In its flight it passed directly over the heads of the wife and child, who noticed the peculiar whistling sound a few feet above them. But they were as safe from such danger as if a mile away. The swell of the bank would not allow any missile to come nigh enough to harm them.

"Don't be frightened," he said, with a reassuring smile, "they can't touch you as long as they are on the other side."

"But how long will they stay there?" asked the wife, unable to repress her uneasiness over the tardiness of her husband.

"Molly," said he, stirred by a sudden thought, "why not ride after the pack-horse?"

"And leave you here?" was the astonished question.

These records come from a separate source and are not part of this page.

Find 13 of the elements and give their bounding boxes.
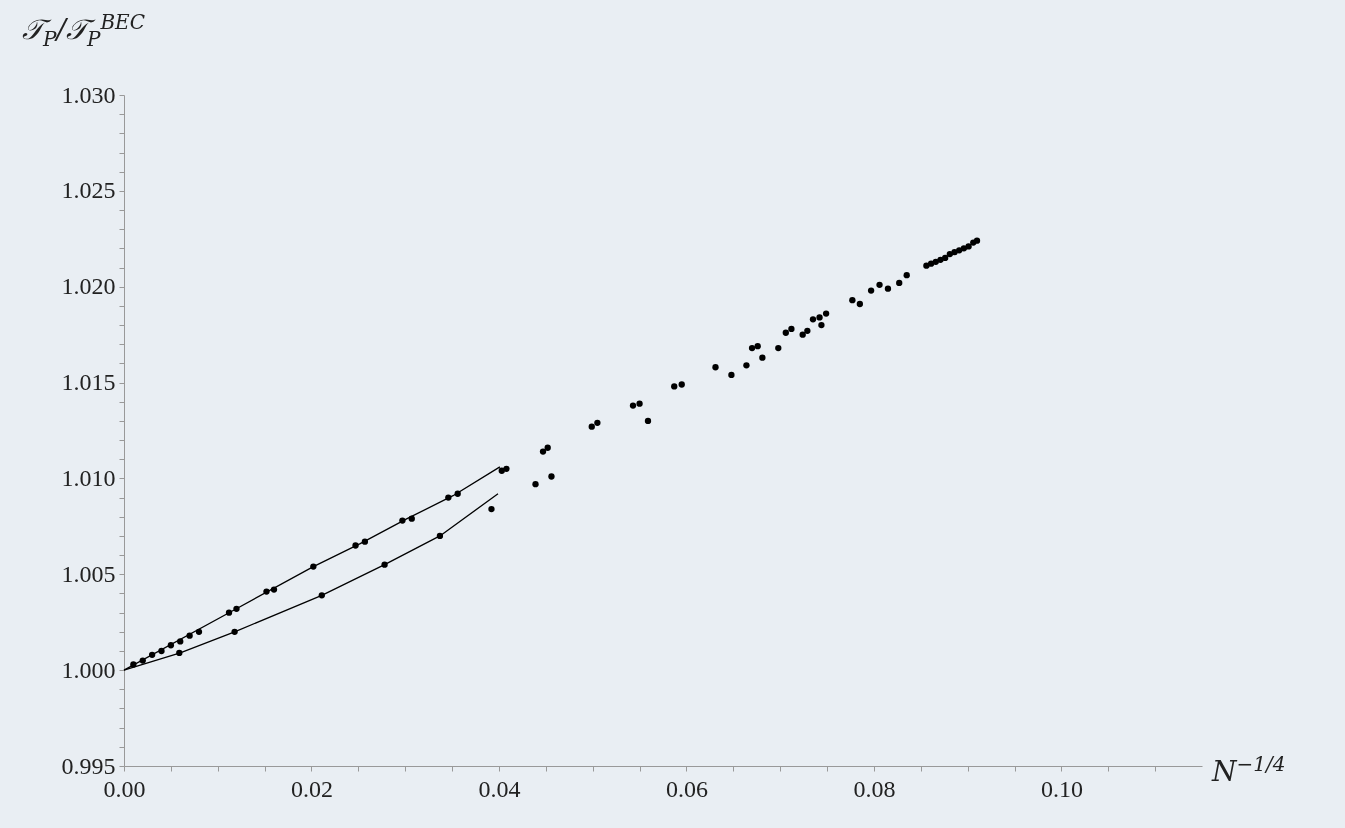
x-tick-label: 0.02 xyxy=(290,775,333,802)
x-tick-label: 0.04 xyxy=(478,775,521,802)
x-tick-label: 0.08 xyxy=(853,775,896,802)
y-tick-label: 1.025 xyxy=(61,177,116,204)
y-tick-label: 1.015 xyxy=(61,369,116,396)
y-tick-label: 1.020 xyxy=(61,273,116,300)
x-axis-title: N$^{−1/4}$ xyxy=(1212,752,1286,789)
x-tick-label: 0.10 xyxy=(1040,775,1083,802)
y-tick-label: 1.005 xyxy=(61,560,116,587)
y-tick-label: 1.010 xyxy=(61,464,116,491)
y-tick-label: 1.000 xyxy=(61,656,116,683)
y-tick-label: 1.030 xyxy=(61,81,116,108)
x-tick-label: 0.06 xyxy=(665,775,708,802)
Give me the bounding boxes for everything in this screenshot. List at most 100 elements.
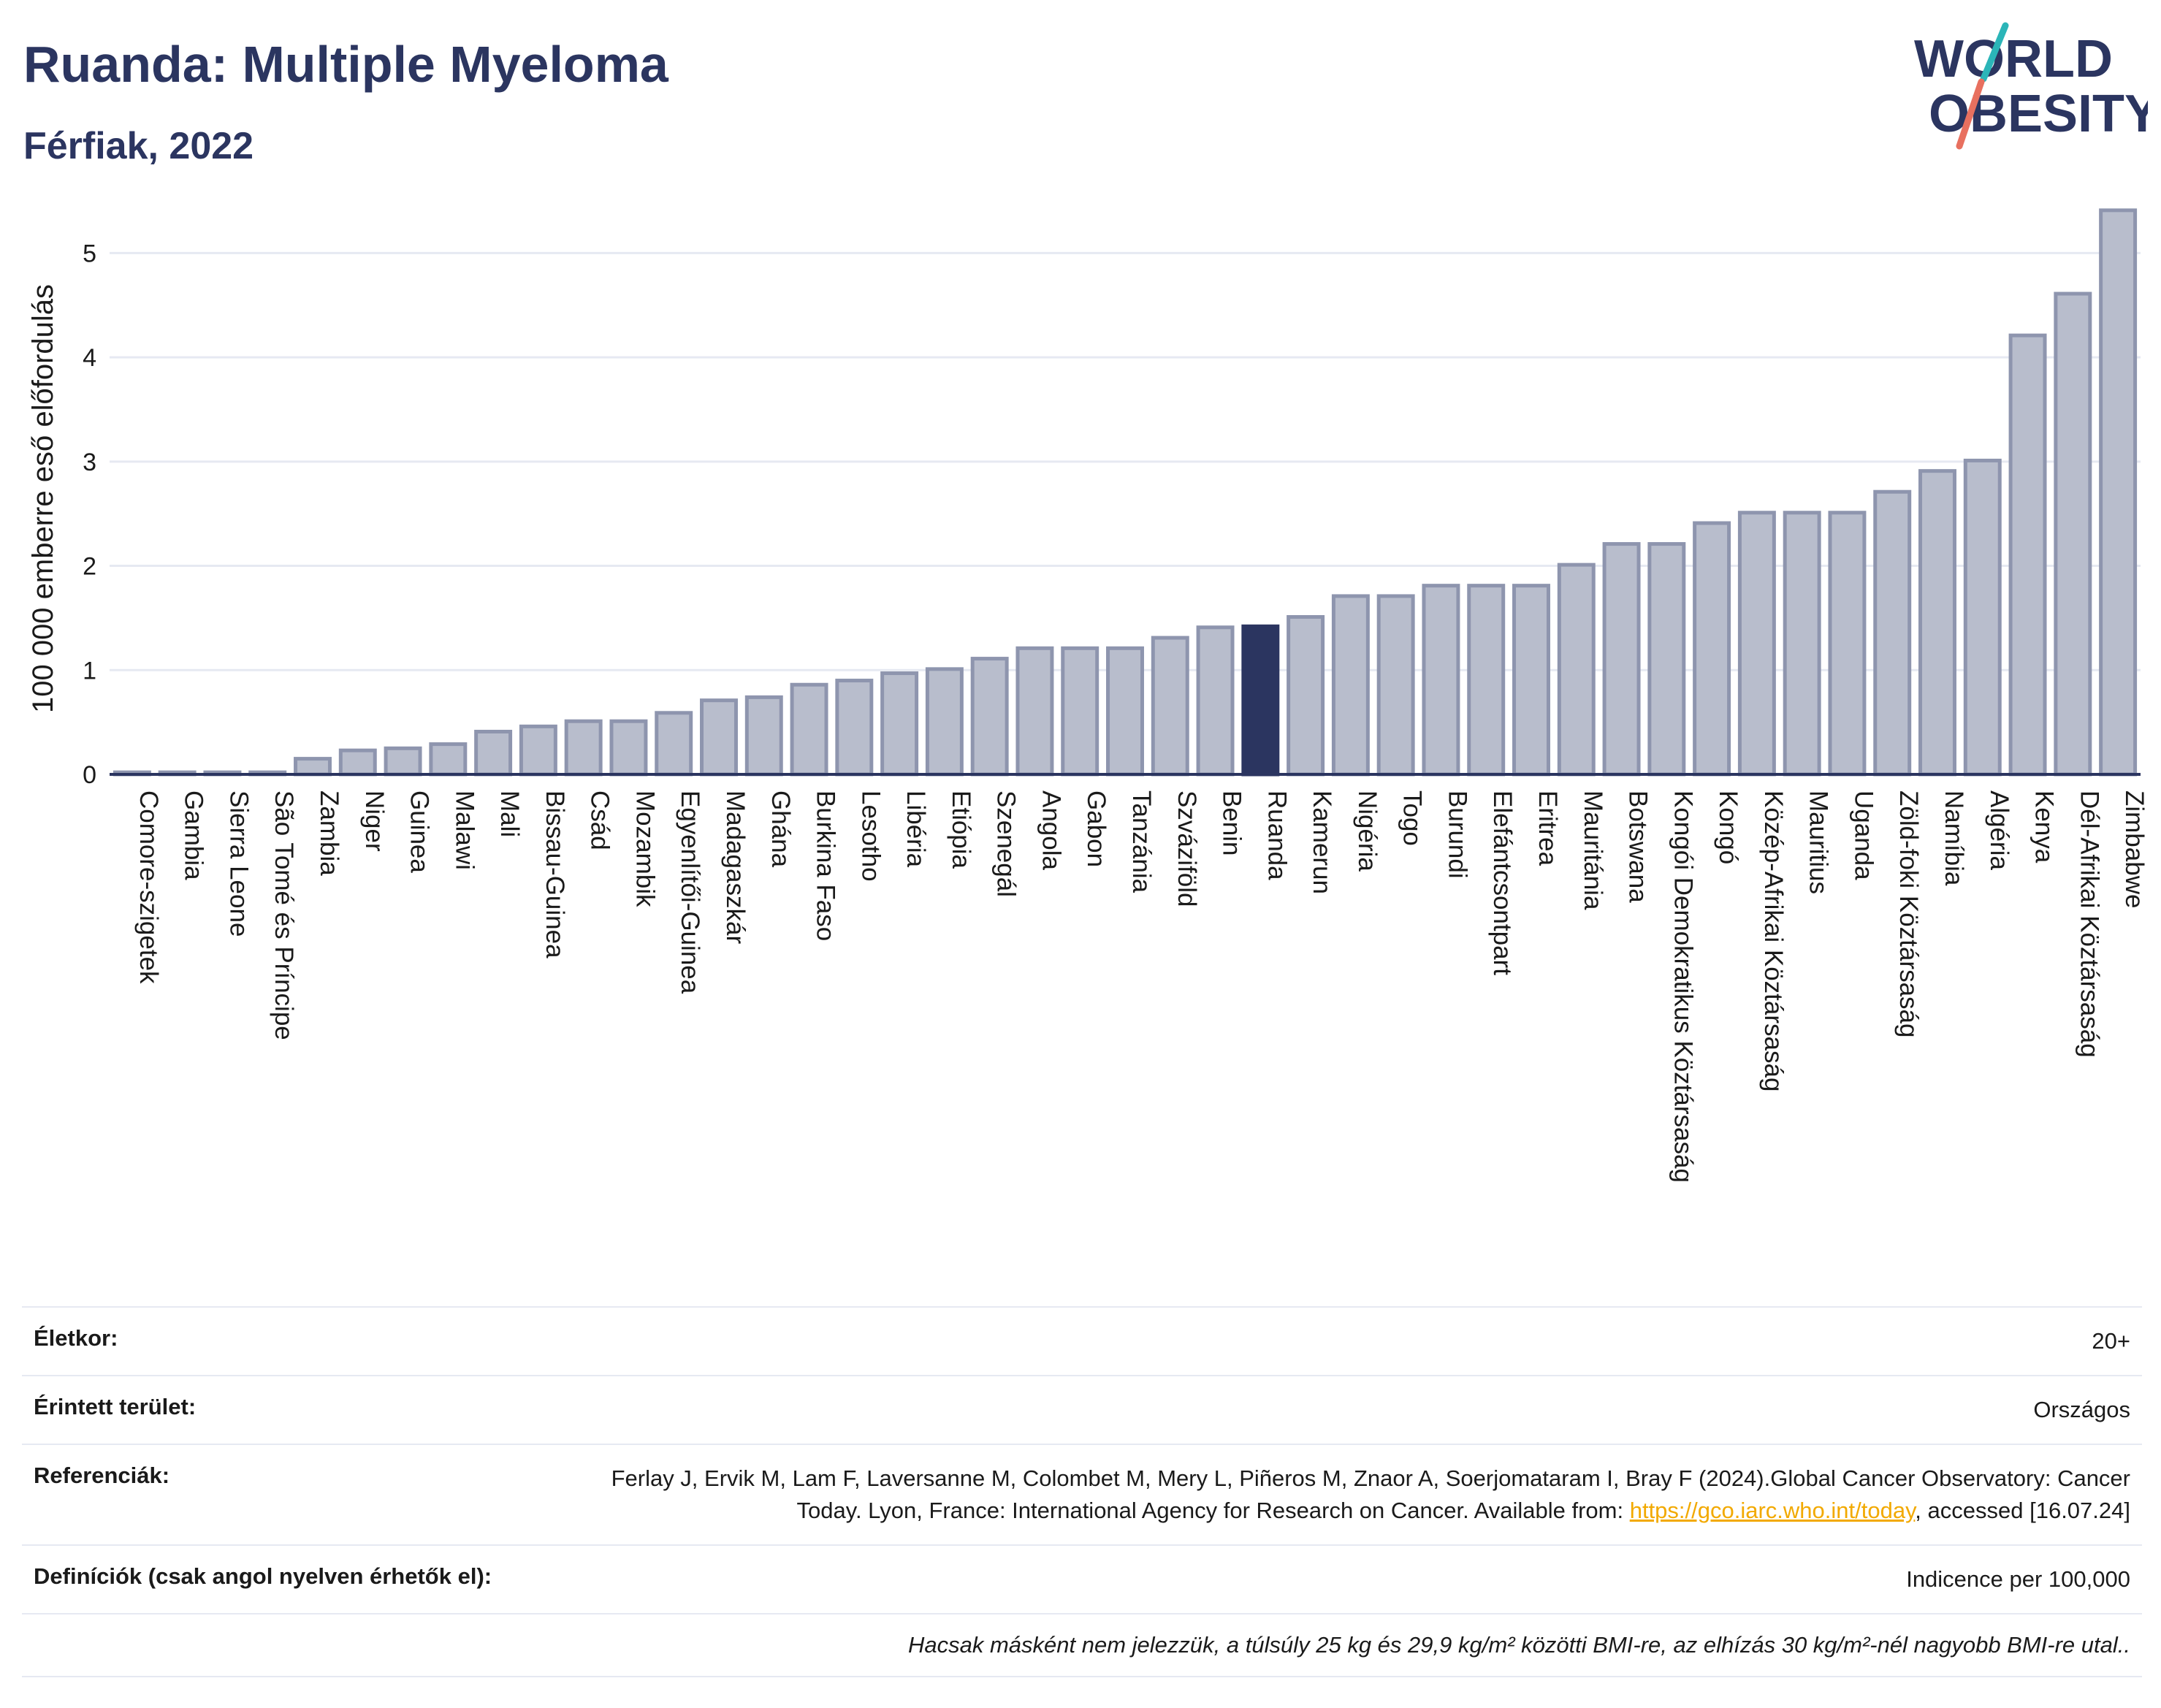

"Only for a few minutes; you will gain a good start, and it won't take me long to come up with you. I can put my pony on a run, and we shall gain invaluable time."

But this was asking more than the obedient wife was willing to grant. No possible circumstances could justify her in deserting her husband. If he fell, she had no wish to escape.

Dot, who had held her peace so long, now spoke:

"Papa, don't ask us to leave you, 'cause we don't want to. I asked mamma to let me go to you, but she says no."

Tears filled the eyes of the father, and his voice trembled as he said:

"Very well, little one; stay with your mamma, and when the time comes for us to start we will go together."

"But why don't you go now?" persisted the child, taking her cue, perhaps, from the words her mother had spoken.

"I will not keep you waiting long," he assured her, more affected by the question of the child than by the arguments of her mother.

Shifting the point of observation, the rancher raised his head just enough, cautiously parting the grass in front, to permit him to see the other bank, becoming more dimly visible in the falling snow and gathering gloom.

He scanned the points whence had come the shots, but could discover nothing of his enemies. They might be there, but if so they were invisible, as could readily be the case; but, somehow or other, the conviction grew upon him that they were moving, and that to postpone his departure longer was to invite the worst fate imaginable for himself and dear ones.

"We cannot leave too soon," he exclaimed, hastening to carry out the purpose that never ought to have been delayed so long.